Manuel Iradier y Bulfi (b. Vitoria, 1854–1911) was a Spanish explorer of Africa. A student of philosophy and literature, he fell under the influence of Henry Morton Stanley and turned to exploration.

==History==
Iradier was born in Spain in 1854. From an early age, he was a voracious reader of Victorian explorer books. From 1868 to 1874 he made preparations for an expedition to Africa. He founded a company to aid collaboration with others who had the same interests.

=== First Expedition ===
In 1874 he made his initial preparatory trip to the Gulf of Guinea, from where he planned to proceed towards the interior. During the expedition, Iradier – accompanied by his wife, sister-in-law and others, traveled almost 1900 km from Aye up to the Muni River. In the course of the journey his wife gave birth to daughter Isabel.

He followed the Utamboni river in an attempt to reach the Great Lakes and the mouth of the Muni.

The expedition reached the islands of Corisco and Elobey Grande, as well as Inguinna and San Juan, the Utongo and Bathe rivers, as well as the Paluviole and the Saw of Crystal mountain ranges. The expedition had to turn back when the majority of the indigenous escort absconded.

Isabel died in the course of the expedition.

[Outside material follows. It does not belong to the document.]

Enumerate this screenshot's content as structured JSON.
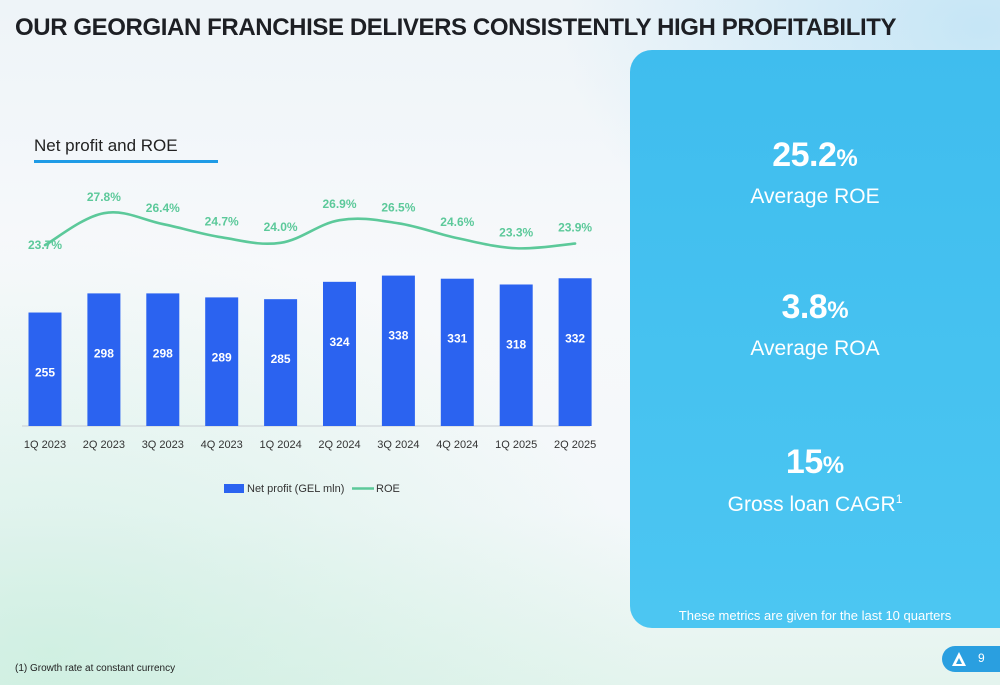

Iradier mapped the regions he had visited and, on his return to Spain, these were published by the Company of Africanists and Colonistas of Madrid.

=== Second Expedition ===
His second expedition began at the end of 1877 during which he recorded vocabularies and grammars of the languages of the tribes he encountered, as well as numerous astronomic, ethnographic, climatological and commercial observations.

=== Third Expedition ===
The company funded a third expedition that departed in July 1884. Iradier was accompanied by Dr. Ossorio, who participated as the delegate of the Africanists' Company. The trip crossed the territories he had already explored and reached the navigable limit of the river Utongo, from there following the Cóngue river up to the river Muni, down which they descended to coasts of the Buru, on the North-East of Corisco's Bay. Suffering from a high-fever and unable to continue, Iradier returned to Spain, arriving on 28 November 1884.

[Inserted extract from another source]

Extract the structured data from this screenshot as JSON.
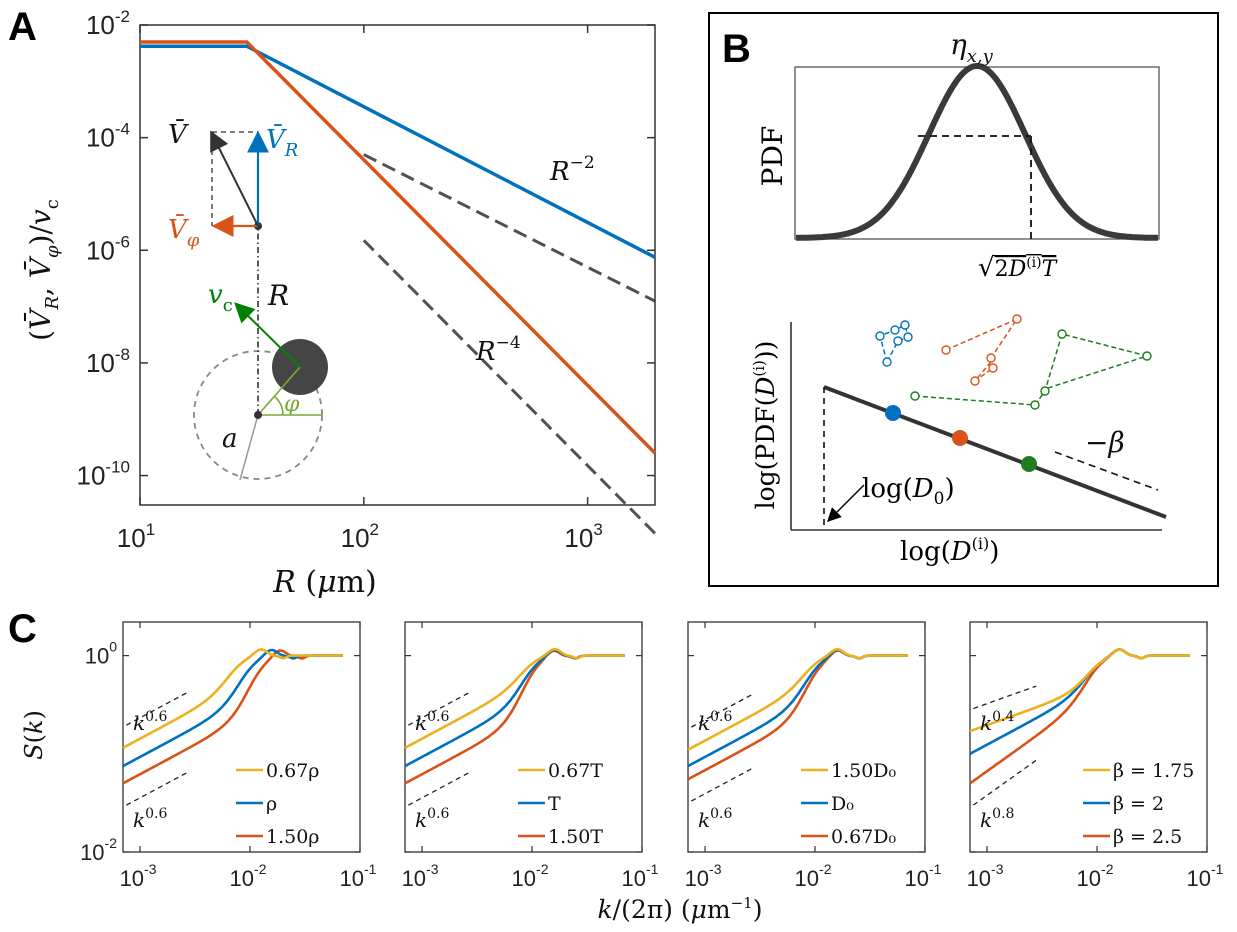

In February 1885 he submitted to the Company of Africanists and Colonists of Madrid various documents, contracts of annexation and notarial deeds, incorporating the territories of the river Muni under Spanish sovereignty. Purportedly such sovereignty had been acknowledged by 101 indigenous leaders, covering an area of 14.000 square kilometres. These territories, known later as Spanish Guinea, remained under Spanish sovereignty until 1968.

== Published works ==
Iradier published numerous works in which he documented his African experiences. His first text, Fragmentos de un viaje de exploración en la zona de Corisco was published in 1878.